Now for the warrant track. You go to flight school. You get to your first unit and are sent immediately to a line troop. You are told to make sure the fridge is stocked with drinks and study your ass off because you start flying tomorrow. You are the priority to fly. You fly your ass off, make pilot in command around the same time your platoon leader does. He goes to meetings and gets yelled at a lot, you stock the fridge, fly, and chill out on your days off. After two years and one deployment where you logged 1000 hours in a year, you decide you want to be an instructor so you to the IPC and come back to your unit. You are now training everyone else, and flying with the staff officers. After 4-5 years you PCS to another unit where you are put directly into a line troop. You consider getting out at 10 years because with your 3000 hours you are pretty marketable but you decide to stay in.

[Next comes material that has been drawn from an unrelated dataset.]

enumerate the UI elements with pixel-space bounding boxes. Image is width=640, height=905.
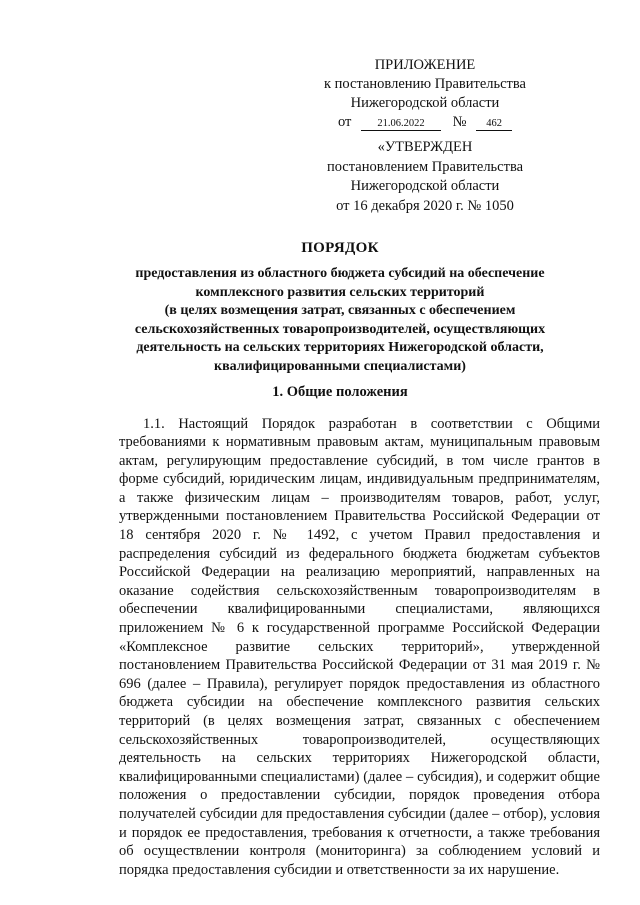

In fact, you stay in a line troop until you have about 19 years of service, then and maybe then you get moved to battalion level job, but that is just because you are the senior instructor pilot. You become yoda. People climb mountains to get your advice. You work around a lot of bitter O-3s but you dont really see them a lot because you are still flying as much as you did in the line troop. You have to fly with the battalion commander a lot to keep him from killing himself. After 20 years you have around 5000 hours and can fly with your pinky finger. You laugh when you battalion commander gets his masters wings and treats it like a medal of honor.
So there is the difference. Anyone still wonder why commissioned officers redesignate to warrant and take a pay cut? It gets old to get called staff puke every time you walk in to get your flight gear when the only thing you ever wanted to be was a pilot and you fell for it, hook line and sinker, when the army said you would be.